In a new report, Oxfam shows how the injustice of U.S. cotton subsidies contributes to poverty. "Cotton subsidies in the U.S.," it argues, "have been the single biggest force driving down world prices."

Doctrinaire libertarian free-traders might benefit from looking at other Oxfam reports since their opposition to economic controls is selective and inconsistent. A recent article in Spiked dealing with coffee prices gives a fuller perspective:

But for the 25million small-scale farmers who produce most of the world's coffee beans, the price of the commodity is a far more serious issue. A slump in the price of coffee, to just over half the level it was at three years ago, has devastated people's lives. In real terms, the price of coffee is just one quarter of its level 40 years ago.

New sources of production in Vietnam and higher productivity in Brazil have helped create a glut in the coffee market. And the slump in prices has had a serious impact on countries that are heavily dependent on coffee production, including Burindi, Ethiopia, Rwanda and Uganda.

Oxfam's position on coffee, a crop not produced in rich countries, advocates price controls to redistribute wealth from rich consuming countries to poor producing countries. Subsidies, tariffs and production quotas as well as moral extortion are the tools to effect redistribution.

Oxfam's apparent inconsistency is not the interesting part of this, politics is not about consistency. The interesting part is that if all the world's cotton, like coffee, was produced in poor countries they would still be poor. Libertarian bleating about rich world tariffs, subsidies and quotas misses the mark by failing to understand the free-trade system they advocate. Commodity production is not the path to wealth.
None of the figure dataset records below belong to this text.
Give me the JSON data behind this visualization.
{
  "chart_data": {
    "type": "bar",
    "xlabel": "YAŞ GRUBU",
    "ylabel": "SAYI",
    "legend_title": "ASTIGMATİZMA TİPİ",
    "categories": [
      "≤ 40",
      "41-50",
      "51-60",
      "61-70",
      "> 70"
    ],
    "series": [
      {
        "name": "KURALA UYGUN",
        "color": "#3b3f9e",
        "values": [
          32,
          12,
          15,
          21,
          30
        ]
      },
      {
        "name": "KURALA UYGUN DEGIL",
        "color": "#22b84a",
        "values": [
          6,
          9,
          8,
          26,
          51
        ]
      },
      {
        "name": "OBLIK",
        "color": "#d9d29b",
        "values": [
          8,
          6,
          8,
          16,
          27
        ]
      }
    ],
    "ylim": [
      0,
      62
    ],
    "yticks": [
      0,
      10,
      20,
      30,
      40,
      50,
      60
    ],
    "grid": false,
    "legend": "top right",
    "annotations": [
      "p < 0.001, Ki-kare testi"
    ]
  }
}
Having a comparative advantage in the production of inherently low priced commodities is cold comfort when the tiny profits are counted, especially since it is a risky activity subject to failure due to a host of factors such as weather and disease.

Oxfam's notion of regulated prices is not the road to prosperity and development either. It is institutionalized poverty. As Oxfam notes, the price of coffee in real terms has dropped steadily over the past few decades, a trend we see with other commodities and resources, everything from metals to natural fibers. The idea that poor countries can follow the same path of commodity trade to wealth that rich countries followed in the past is false today and on closer examination is a myth, it didn't happen that way for rich countries either.
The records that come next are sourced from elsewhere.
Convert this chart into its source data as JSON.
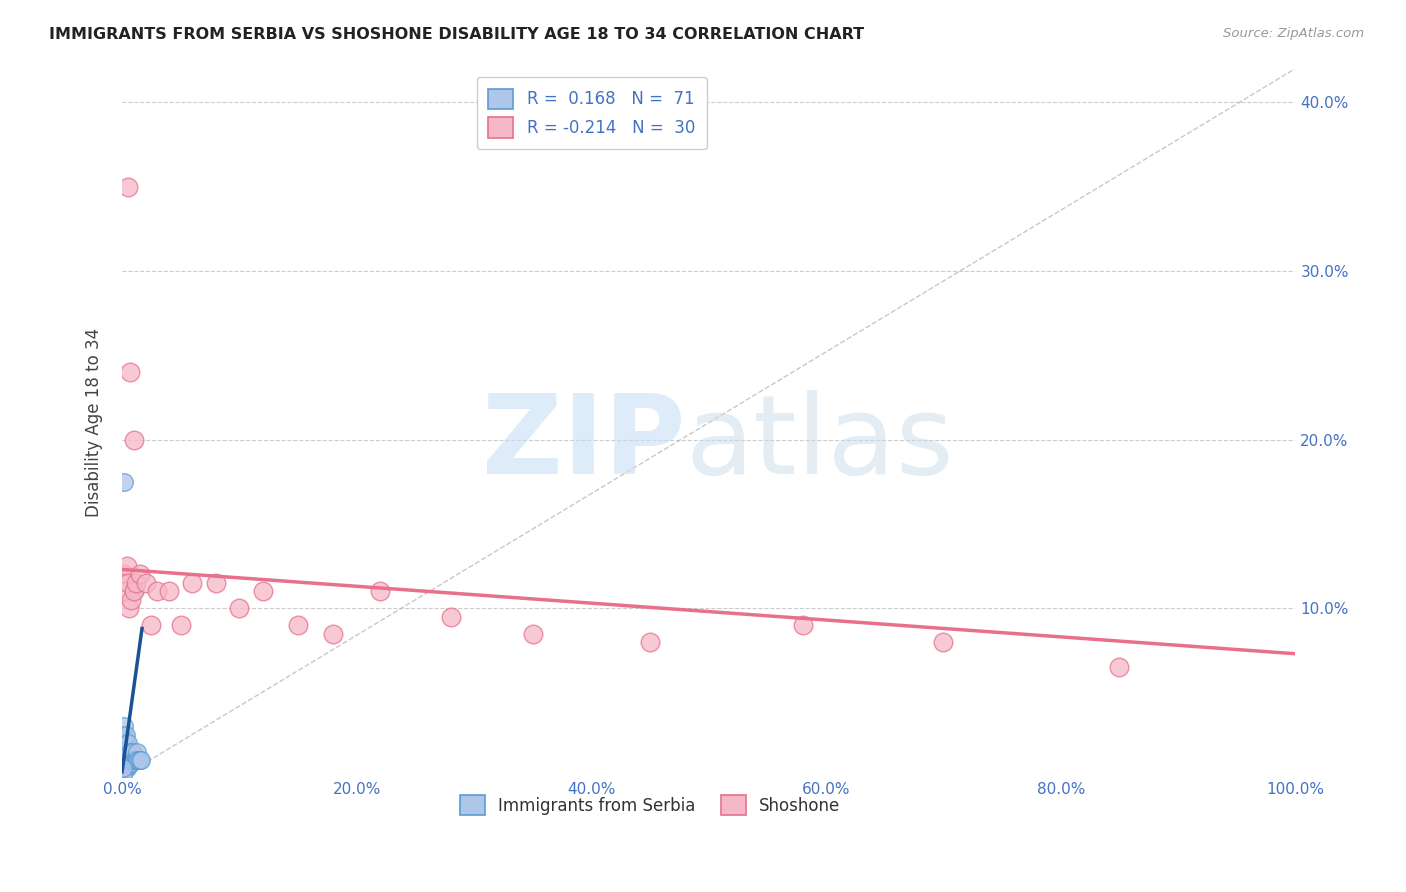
{
  "title": "IMMIGRANTS FROM SERBIA VS SHOSHONE DISABILITY AGE 18 TO 34 CORRELATION CHART",
  "source": "Source: ZipAtlas.com",
  "ylabel": "Disability Age 18 to 34",
  "xlim": [
    0.0,
    1.0
  ],
  "ylim": [
    0.0,
    0.42
  ],
  "xticks": [
    0.0,
    0.2,
    0.4,
    0.6,
    0.8,
    1.0
  ],
  "xticklabels": [
    "0.0%",
    "20.0%",
    "40.0%",
    "60.0%",
    "80.0%",
    "100.0%"
  ],
  "yticks": [
    0.1,
    0.2,
    0.3,
    0.4
  ],
  "yticklabels": [
    "10.0%",
    "20.0%",
    "30.0%",
    "40.0%"
  ],
  "serbia_color": "#aec6e8",
  "shoshone_color": "#f5b8c8",
  "serbia_edge_color": "#5b9bd5",
  "shoshone_edge_color": "#e8708a",
  "serbia_trend_color": "#1a5296",
  "shoshone_trend_color": "#e8708a",
  "diagonal_color": "#bbbbbb",
  "watermark_zip_color": "#c8dff5",
  "watermark_atlas_color": "#c8dce8",
  "serbia_x": [
    0.001,
    0.001,
    0.001,
    0.001,
    0.001,
    0.001,
    0.001,
    0.001,
    0.001,
    0.001,
    0.001,
    0.001,
    0.001,
    0.001,
    0.001,
    0.002,
    0.002,
    0.002,
    0.002,
    0.002,
    0.002,
    0.002,
    0.002,
    0.002,
    0.002,
    0.002,
    0.002,
    0.002,
    0.002,
    0.002,
    0.003,
    0.003,
    0.003,
    0.003,
    0.003,
    0.003,
    0.003,
    0.003,
    0.003,
    0.003,
    0.004,
    0.004,
    0.004,
    0.004,
    0.004,
    0.005,
    0.005,
    0.005,
    0.005,
    0.005,
    0.006,
    0.006,
    0.006,
    0.007,
    0.007,
    0.008,
    0.008,
    0.009,
    0.009,
    0.01,
    0.01,
    0.011,
    0.012,
    0.013,
    0.013,
    0.014,
    0.014,
    0.015,
    0.016,
    0.001,
    0.001
  ],
  "serbia_y": [
    0.005,
    0.007,
    0.008,
    0.01,
    0.01,
    0.01,
    0.01,
    0.01,
    0.012,
    0.013,
    0.015,
    0.015,
    0.015,
    0.02,
    0.025,
    0.005,
    0.007,
    0.008,
    0.009,
    0.01,
    0.01,
    0.01,
    0.012,
    0.013,
    0.015,
    0.02,
    0.02,
    0.025,
    0.03,
    0.175,
    0.005,
    0.007,
    0.008,
    0.01,
    0.01,
    0.012,
    0.013,
    0.015,
    0.02,
    0.025,
    0.005,
    0.007,
    0.01,
    0.013,
    0.015,
    0.007,
    0.008,
    0.01,
    0.013,
    0.02,
    0.007,
    0.01,
    0.013,
    0.008,
    0.015,
    0.008,
    0.01,
    0.01,
    0.015,
    0.01,
    0.11,
    0.01,
    0.01,
    0.01,
    0.015,
    0.01,
    0.01,
    0.01,
    0.01,
    0.0,
    0.005
  ],
  "shoshone_x": [
    0.002,
    0.003,
    0.004,
    0.005,
    0.006,
    0.008,
    0.01,
    0.012,
    0.015,
    0.02,
    0.025,
    0.03,
    0.04,
    0.05,
    0.06,
    0.08,
    0.1,
    0.12,
    0.15,
    0.18,
    0.22,
    0.28,
    0.35,
    0.45,
    0.58,
    0.7,
    0.85,
    0.005,
    0.007,
    0.01
  ],
  "shoshone_y": [
    0.12,
    0.11,
    0.125,
    0.115,
    0.1,
    0.105,
    0.11,
    0.115,
    0.12,
    0.115,
    0.09,
    0.11,
    0.11,
    0.09,
    0.115,
    0.115,
    0.1,
    0.11,
    0.09,
    0.085,
    0.11,
    0.095,
    0.085,
    0.08,
    0.09,
    0.08,
    0.065,
    0.35,
    0.24,
    0.2
  ],
  "serbia_trend_x": [
    0.0,
    0.017
  ],
  "serbia_trend_y_start": 0.003,
  "serbia_trend_y_end": 0.088,
  "shoshone_trend_x": [
    0.0,
    1.0
  ],
  "shoshone_trend_y_start": 0.123,
  "shoshone_trend_y_end": 0.073
}
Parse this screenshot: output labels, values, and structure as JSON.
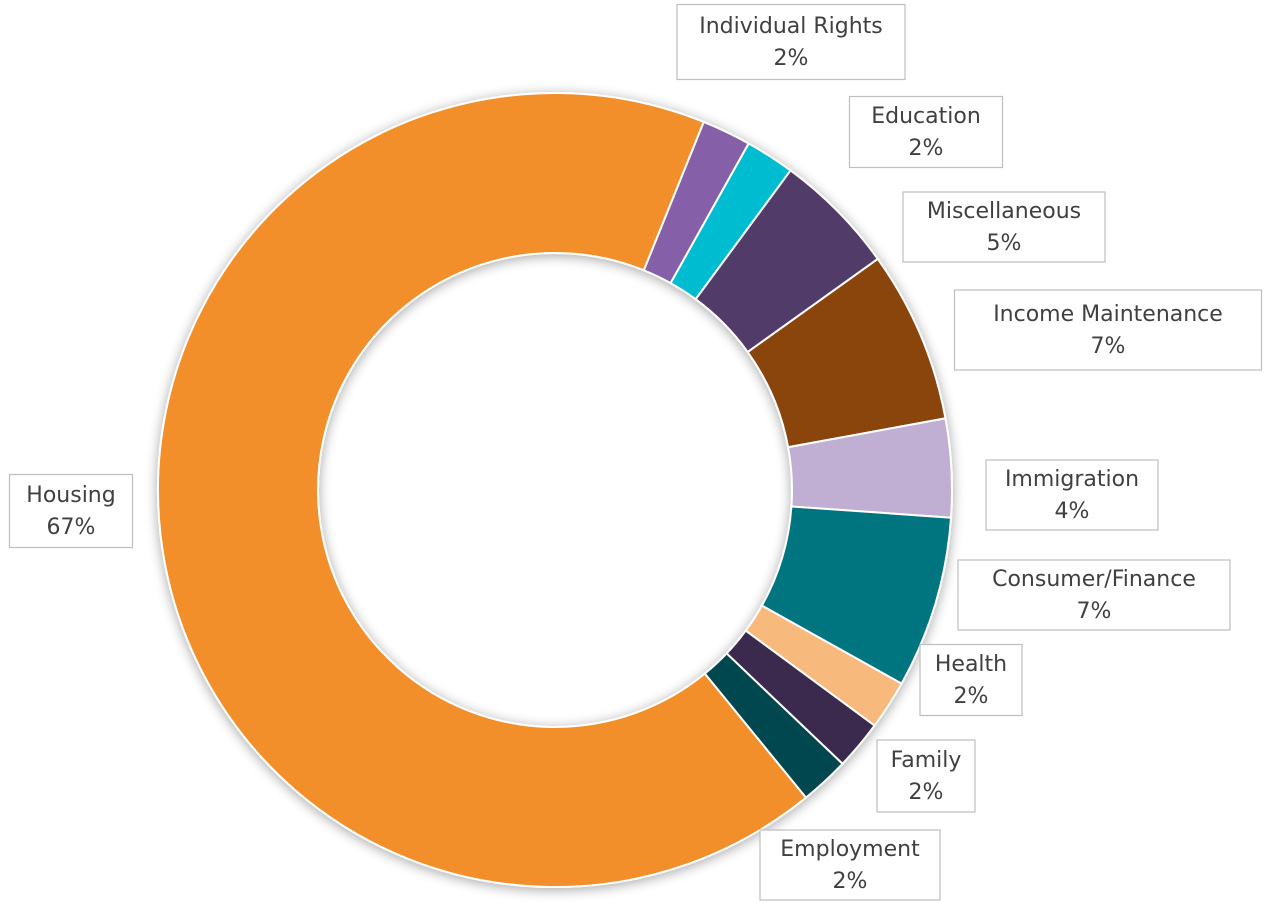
{
  "chart_data": {
    "type": "donut",
    "categories": [
      "Individual Rights",
      "Education",
      "Miscellaneous",
      "Income Maintenance",
      "Immigration",
      "Consumer/Finance",
      "Health",
      "Family",
      "Employment",
      "Housing"
    ],
    "values": [
      2,
      2,
      5,
      7,
      4,
      7,
      2,
      2,
      2,
      67
    ],
    "value_labels": [
      "2%",
      "2%",
      "5%",
      "7%",
      "4%",
      "7%",
      "2%",
      "2%",
      "2%",
      "67%"
    ],
    "colors": [
      "#8560a8",
      "#00bcd0",
      "#513a68",
      "#8a4507",
      "#c0afd3",
      "#027580",
      "#f7b97b",
      "#3b2a4d",
      "#004650",
      "#f28f2c"
    ]
  }
}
The real money is made by adding value to commodities. Make and sell cloth rather than cotton, clothing rather than cloth. Sell candy rather than cocoa, furniture rather than logs. Poor countries require a complex system of property rights, laws and capital investment to develop manufacturing capabilities which add value to their commodities. This is the real battle ground for subsidies, tariffs and quotas as well as related trade controls such as patents. In parallel poor countries would benefit from pursuing modern industries such as software development and business services rather than agriculture as the road to development. Software development is intellectually less demanding than farming and less capital intensive. There are higher margins and more room for competition. They have comparative advantages in this labor intensive activity since their income requirements are lower. India and some Asian countries are showing the way.